Supporting government focus on STEM: Inside Leeds City College’s new campus 

Leeds City College’s new Printworks Campus offers three storeys of high-quality classrooms to provide engineering and design courses to 16-18 year olds.

The new campus modified the grade II-listed site into a contemporary hub. As one of the largest and best-preserved printworks in Leeds, sustaining the heritage of the building was essential, which was accomplished by a collaborative partnership

To reduce programme time, the modular educational facility was built off site, and was ordered, developed, installed and completed in just ten months.

Designing in line with the college, neighbours and planning guidelines ensured the listed status was protected both during and after the development.

To sustain this iconic appeal, we worked with DB3 Architects, and decided on steel sheet cladding, which creates a rustic aesthetic that blended with the original site.

Minimising disruption

Disruption was minimised during the install of the building on a live education site, as a protected access route walkway was developed through the college square, ensuring students and teachers could travel between blocks safely whilst the building was being installed.

Future-proofed facilities

The new educational campus supports the UK government’s recent investment in STEM subjects, with 1,150m2 of teaching facilities, offices and breakout spaces to educate the next generation of STEM workers.

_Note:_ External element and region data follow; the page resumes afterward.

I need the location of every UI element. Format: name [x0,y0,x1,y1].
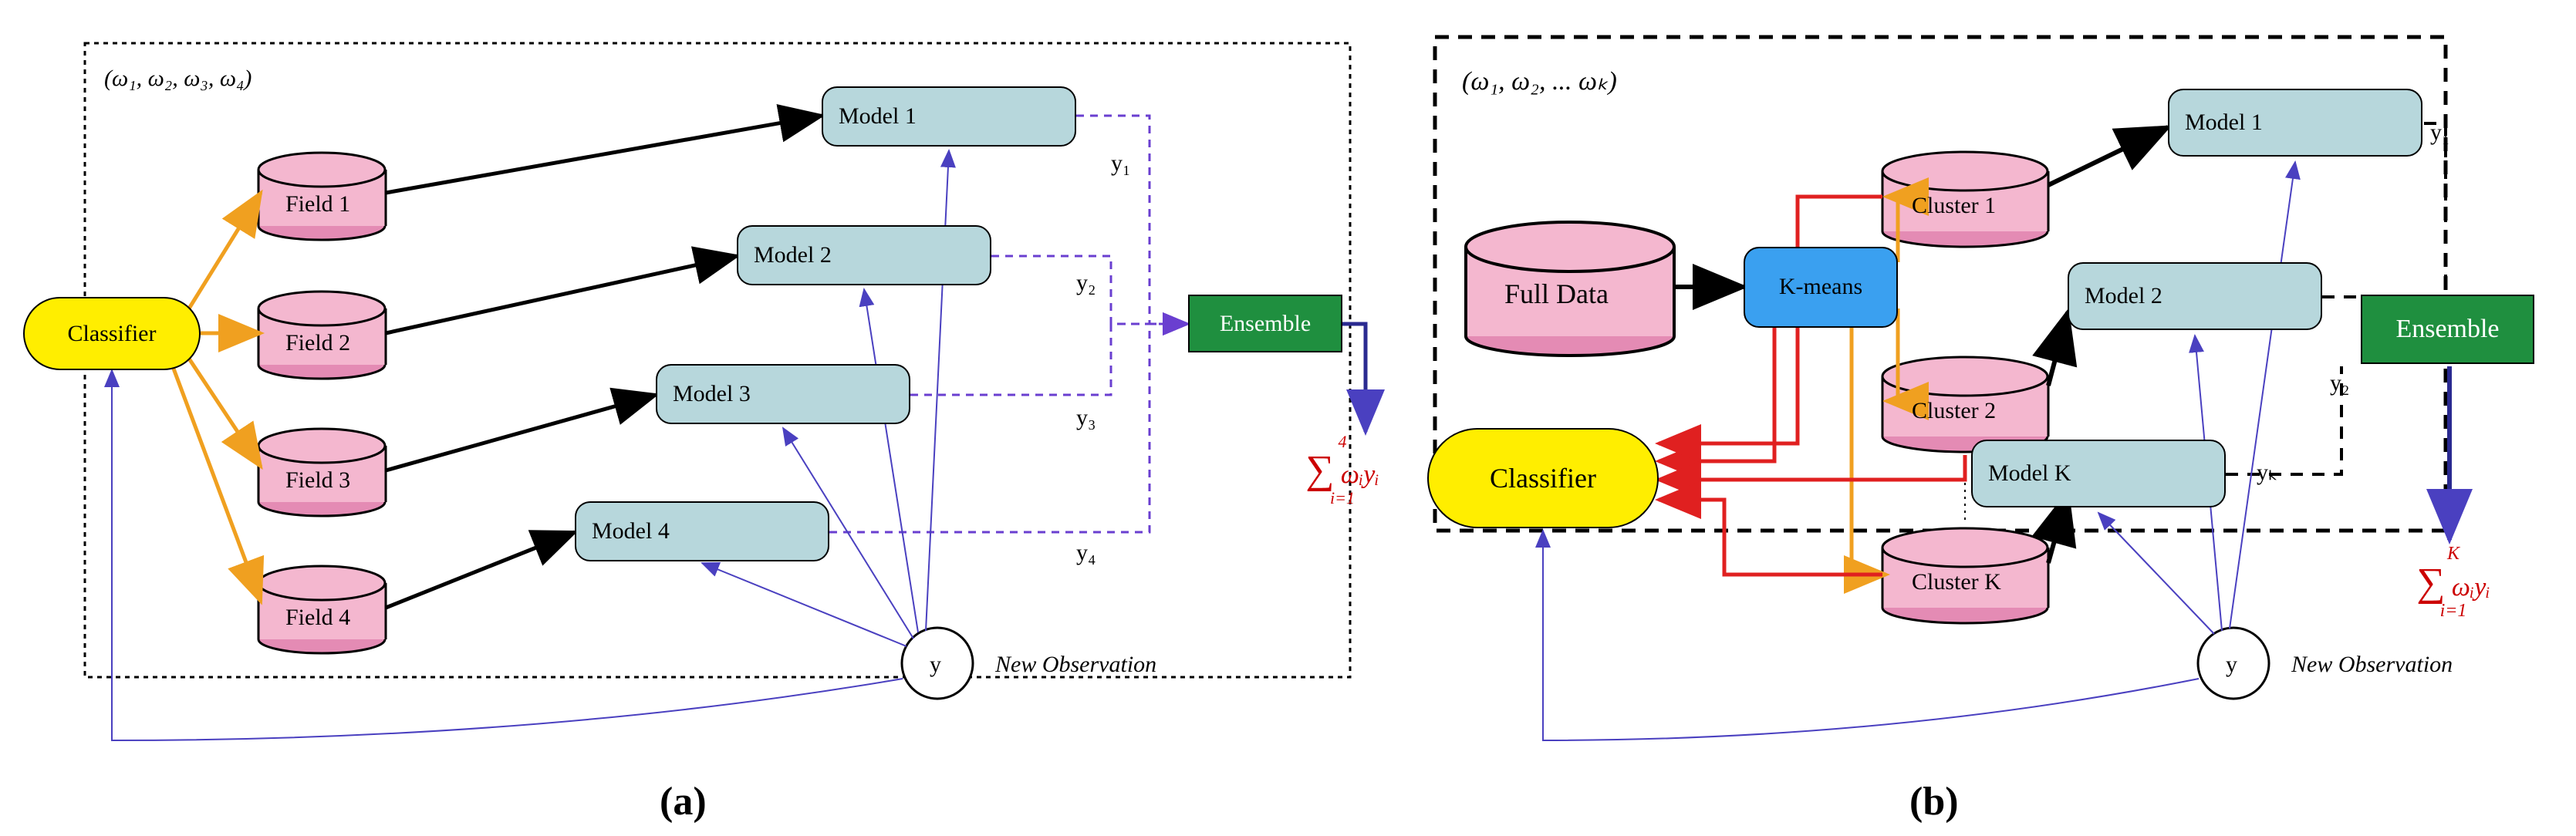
newobs-note-a: New Observation [995,652,1156,678]
model-4-a: Model 4 [575,501,829,561]
classifier-to-field3 [189,359,261,467]
model-2-a-label: Model 2 [754,242,832,268]
newobs-y-a: y [930,652,941,678]
ensemble-a: Ensemble [1188,295,1342,352]
model-2-b-label: Model 2 [2085,283,2162,308]
ensemble-a-label: Ensemble [1220,311,1311,336]
classifier-to-field4 [174,369,261,602]
field3-to-model3 [386,395,656,470]
y2-label-b: y₂ [2330,370,2349,396]
model-4-a-label: Model 4 [592,518,670,544]
field2-to-model2 [386,256,737,333]
cluster2-to-classifier [1659,455,1965,480]
sum-a-lower: i=1 [1265,488,1420,508]
sum-b-sigma: ∑ [2416,561,2445,605]
model-1-b-label: Model 1 [2185,110,2263,135]
model-k-b-label: Model K [1988,460,2071,486]
field-4-label: Field 4 [285,605,350,631]
y1-label-a: y₁ [1111,150,1130,177]
field-2-label: Field 2 [285,330,350,356]
full-data-label: Full Data [1504,278,1609,310]
newobs-to-model2-a [864,289,918,632]
sum-a-sigma: ∑ [1305,448,1334,492]
model-2-a: Model 2 [737,225,991,285]
sum-a: 4 ∑ ωᵢyᵢ i=1 [1265,432,1420,508]
model-1-a: Model 1 [822,86,1076,147]
classifier-b: Classifier [1427,428,1659,528]
field4-to-model4 [386,532,575,608]
classifier-b-label: Classifier [1490,463,1596,494]
model4-to-ensemble [829,324,1188,532]
y3-label-a: y₃ [1076,405,1096,431]
newobs-to-model1-b [2230,162,2295,629]
model3-to-ensemble [910,324,1188,395]
model-3-a: Model 3 [656,364,910,424]
y4-label-a: y₄ [1076,540,1096,566]
sum-b: K ∑ ωᵢyᵢ i=1 [2376,544,2530,622]
omega-label-b: (ω₁, ω₂, ... ωₖ) [1462,66,1617,96]
field1-to-model1 [386,116,822,193]
ensemble-b-label: Ensemble [2395,315,2499,343]
yk-label-b: yₖ [2257,459,2278,486]
newobs-to-modelk-b [2098,513,2214,634]
diagram-canvas: Classifier (ω₁, ω₂, ω₃, ω₄) Field 1 Fiel… [0,0,2576,836]
clusterk-to-classifier [1659,500,1882,575]
classifier-a-label: Classifier [68,321,157,346]
newobs-note-b: New Observation [2291,652,2453,678]
cluster2-to-model2 [2048,312,2068,386]
model-k-b: Model K [1971,440,2226,507]
cluster1-to-model1 [2048,127,2168,185]
model-1-a-label: Model 1 [839,103,917,129]
caption-a: (a) [660,779,707,824]
newobs-to-classifier-b [1543,531,2199,740]
ensemble-to-sum-a [1342,324,1366,432]
kmeans-to-classifier [1659,328,1774,461]
kmeans-box: K-means [1744,247,1898,328]
cluster-k-label: Cluster K [1912,569,2001,595]
y1-label-b: y₁ [2430,120,2449,146]
sum-a-body: ωᵢyᵢ [1341,460,1379,489]
model-2-b: Model 2 [2068,262,2322,330]
modelk-to-ensemble-b [2226,366,2341,474]
classifier-a: Classifier [23,297,201,370]
model-1-b: Model 1 [2168,89,2422,157]
sum-b-lower: i=1 [2376,601,2530,622]
y2-label-a: y₂ [1076,270,1096,296]
newobs-to-model1-a [926,150,949,631]
ensemble-b: Ensemble [2361,295,2534,364]
kmeans-label: K-means [1779,274,1862,299]
model1-to-ensemble-b [2424,123,2446,293]
newobs-to-model4-a [702,563,906,646]
cluster-1-label: Cluster 1 [1912,193,1996,219]
classifier-to-field1 [189,193,261,308]
cluster-2-label: Cluster 2 [1912,398,1996,424]
model-3-a-label: Model 3 [673,381,751,406]
caption-b: (b) [1909,779,1959,824]
sum-b-body: ωᵢyᵢ [2452,573,2490,602]
omega-label-a: (ω₁, ω₂, ω₃, ω₄) [104,66,252,92]
panel-a-dashed-box [85,43,1350,677]
field-1-label: Field 1 [285,191,350,217]
kmeans-to-clusterk [1852,328,1886,575]
field-3-label: Field 3 [285,467,350,494]
newobs-y-b: y [2226,652,2237,678]
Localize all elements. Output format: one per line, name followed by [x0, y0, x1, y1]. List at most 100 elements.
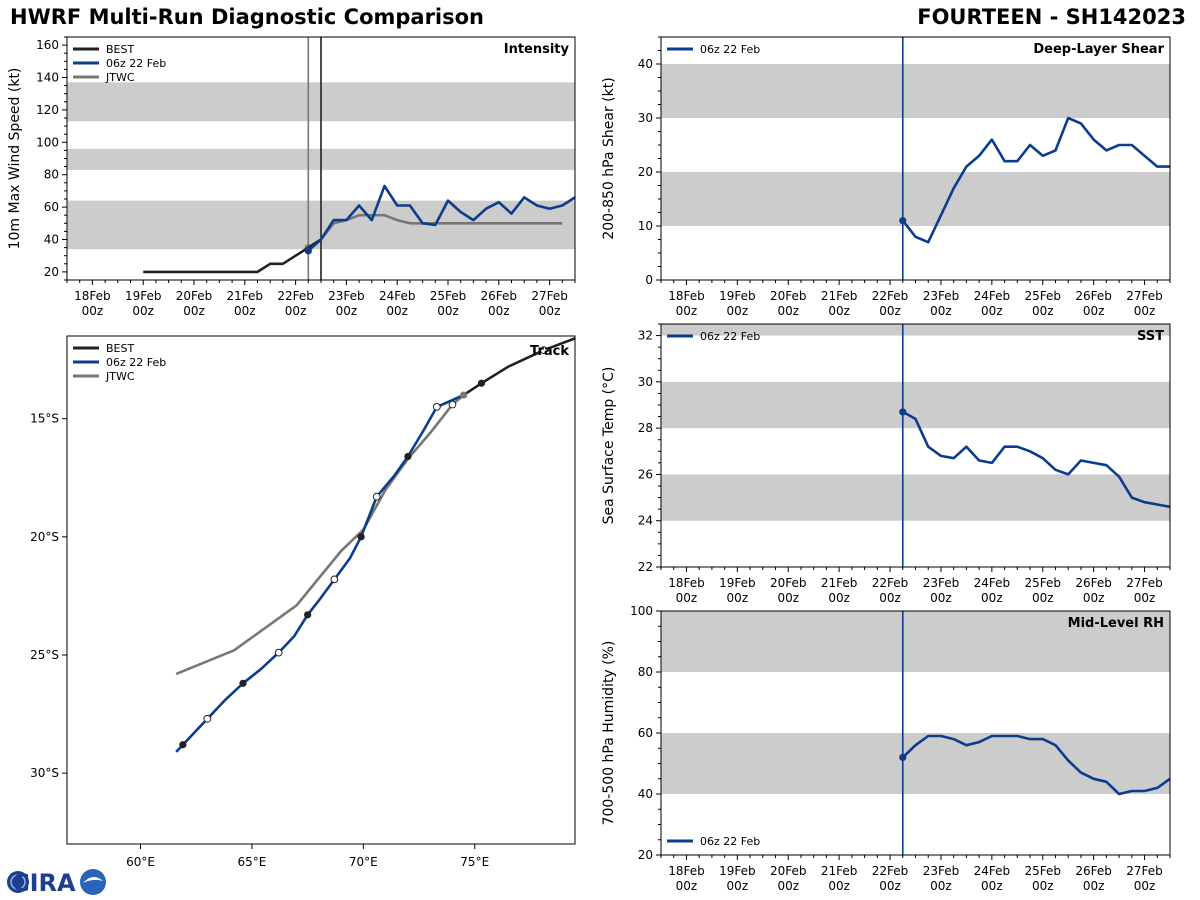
- panel-title: Intensity: [504, 42, 570, 57]
- x-tick-label-date: 26Feb: [1075, 864, 1112, 878]
- x-tick-label-date: 25Feb: [1024, 289, 1061, 303]
- series-line-hwrf: [902, 410, 1170, 509]
- x-tick-label-date: 26Feb: [1075, 289, 1112, 303]
- x-tick-label-hour: 00z: [1032, 304, 1054, 318]
- series-line-best: [143, 238, 322, 274]
- x-tick-label-hour: 00z: [879, 304, 901, 318]
- x-tick-label-date: 22Feb: [277, 289, 314, 303]
- x-tick-label-hour: 00z: [727, 591, 749, 605]
- legend-label: JTWC: [105, 370, 135, 383]
- x-tick-label-date: 19Feb: [125, 289, 162, 303]
- x-tick-label-date: 24Feb: [974, 864, 1011, 878]
- y-tick-label: 10: [638, 219, 653, 233]
- x-tick-label-date: 25Feb: [1024, 576, 1061, 590]
- x-tick-label-hour: 00z: [1134, 879, 1156, 893]
- y-tick-label: 40: [638, 57, 653, 71]
- x-tick-label-hour: 00z: [930, 304, 952, 318]
- x-tick-label-date: 23Feb: [923, 576, 960, 590]
- intensity-panel: 2040608010012014016018Feb00z19Feb00z20Fe…: [7, 36, 576, 318]
- plot-frame: [660, 36, 1171, 281]
- shaded-band: [661, 611, 1170, 672]
- cira-logo-text: CIRA: [12, 869, 76, 897]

The internal architecture reflects the school’s requirements, with a powder coating of aluminium for the building’s glazing, enhancing a modern and high-spec internal environment. The entrance of the campus includes an aluminium curtain walling system and a striking staircase – exceeding traditional expectations of modular’s potential.

For long-term futureproofing, the campus is supported by photovoltaic roof panels to power the building, creating sustainable energy for the college infrastructure, reflecting the need for new school buildings to support net zero targets.

Installed air source heat pumps also mean the building is fully electric, leading the way for future educational buildings. The car park below was designed to include six electric vehicle (EV) points, futureproofed with relevant ductwork to enable installation of more EV points while avoiding excavation.

What the consultants say:

“It’s such an exciting and important project to have been part of, allowing the College to expand and service the growing young adult population of the city,” says Joanna Gabrilatsou, regional head of planning at JLL Planning. 

“It was a great team effort, working with Premier Modular and DB3 Architects. We overcame the challenges on what was a tight programme by having regular design and coordination meetings and combining the expertise of the three companies. We really enjoyed working on the project together, and it couldn’t have gone better,” James Boswell, civil and structural engineering director of CCS Consulting Ltd. 

“It was a privilege to be part of an important education project in Yorkshire. The building looks incredible and it’s going to be a huge part of the push for STEM subjects in the future,” says Dan Allison, Premier Modular. 

“This project was a huge achievement. and provided a great opportunity to work with a fabulous team of consultants. You can’t underestimate the power of a strong partnership within this industry. This project is proof of the great things we can achieve when we all play to our strengths. 

“The result was also a testament to what modular can do. We’re championing a movement away from ideas that some still have about modular. These ideas stem from the modular buildings of the twentieth century, that didn’t incorporate the technical and sustainable features included in the solutions of today – such as PV panels, ventilation systems and paneling that reflects individual needs. 

“If you compare what we manufacture now to what we did when we started over 65 years ago, it’s unrecognizable in terms of quality, design and technique.”

A sustainable way forward

With offsite manufacturing, carbon emissions can be cut by up to 45%, compared to traditional methods of manufacturing. As modular units are reusable and recyclable, with fewer truck movements, less personnel on site and zero waste to landfill, they offer a sustainable solution, all while maintaining quality.